When I moved into my current apartment with my roommate, one of the bedrooms was significantly bigger than the other – on top of having better view and twice the closet space. However, neither one of us was willing to pay more money to have it, so we ended up flipping a coin. (In case you're wondering, I won.)
Furniture and Decoration
Then you have to think about furniture. Once again it can be tempting to buy everything together and split the bill, but if cohabitating is only a temporary project, how do you decide who gets what when the time comes to go your separate ways?
Selling is always an option, but it takes time and energy to list everything on Kijiji® or Craigslist®. One solution is to have each person contribute a portion of what will be shared, and take it with them when they move on.
Eating and Entertaining
With all the dietary restrictions people have these days, it can be difficult to share food. You can agree on a menu for the upcoming week and switch roles for grocery shopping and cooking.
Since my roommate and I have different schedules and don't necessarily enjoy the same food, we share some basics and buy the rest of our food separately. If we have too much of something, we tell the other they can use it. We even have our own sinks for dishes – that way, we don't fight over whose turn it is to do them.
When we feel like making dinner together or having friends over during the weekend, we just add the amount of the bill to our expenses for the month (more on that below).
Utilities, Internet and All the Rest
Some places already include electricity, heating or internet. If not, it might be easier to assign these bill payments to a dedicated person to prevent them from slipping between the cracks. Also, don't forget tenant's insurance, which can be mandatory with some landlords.
Now add all the other little things such as cleaning products, paper towels, dish soap, even toilet paper.

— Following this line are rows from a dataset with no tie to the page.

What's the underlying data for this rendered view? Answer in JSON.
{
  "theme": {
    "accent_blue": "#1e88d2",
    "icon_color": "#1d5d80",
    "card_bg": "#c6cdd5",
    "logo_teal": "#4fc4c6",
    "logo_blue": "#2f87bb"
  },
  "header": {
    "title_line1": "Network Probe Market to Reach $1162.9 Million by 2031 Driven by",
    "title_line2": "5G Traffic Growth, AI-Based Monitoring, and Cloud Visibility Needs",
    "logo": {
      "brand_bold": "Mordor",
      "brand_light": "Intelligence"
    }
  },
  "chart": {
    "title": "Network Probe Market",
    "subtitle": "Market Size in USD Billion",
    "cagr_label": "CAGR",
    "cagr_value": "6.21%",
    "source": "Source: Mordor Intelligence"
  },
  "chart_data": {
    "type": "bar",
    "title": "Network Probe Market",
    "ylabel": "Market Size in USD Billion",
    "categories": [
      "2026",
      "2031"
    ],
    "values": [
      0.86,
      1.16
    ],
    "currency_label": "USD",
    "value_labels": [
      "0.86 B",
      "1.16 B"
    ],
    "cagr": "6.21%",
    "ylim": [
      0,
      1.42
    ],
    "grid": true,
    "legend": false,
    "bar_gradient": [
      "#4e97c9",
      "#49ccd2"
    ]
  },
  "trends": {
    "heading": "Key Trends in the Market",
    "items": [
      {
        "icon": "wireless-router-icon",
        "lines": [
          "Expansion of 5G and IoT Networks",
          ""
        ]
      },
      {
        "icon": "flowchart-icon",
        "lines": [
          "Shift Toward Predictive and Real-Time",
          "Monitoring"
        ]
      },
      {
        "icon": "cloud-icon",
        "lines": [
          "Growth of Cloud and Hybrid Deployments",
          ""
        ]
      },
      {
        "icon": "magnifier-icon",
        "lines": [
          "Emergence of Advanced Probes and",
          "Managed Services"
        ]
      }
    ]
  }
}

So How Do You Keep Track of Everything?
There are free file sharing services online, and they're incredibly useful to track expenses. My roommate and I use one to enter all our apartment-related expenses, and at the end of the month we make a tally, and the one who owes money to the other makes an electronic funds transfer.
Overall, one thing I would say about living with a roommate is that it's a bit like being married: it takes a two-way dialog and you have to be willing to compromise. There's no one-size-fits-all way to manage common expenses – what matters is that you find a solution that works for everyone involved.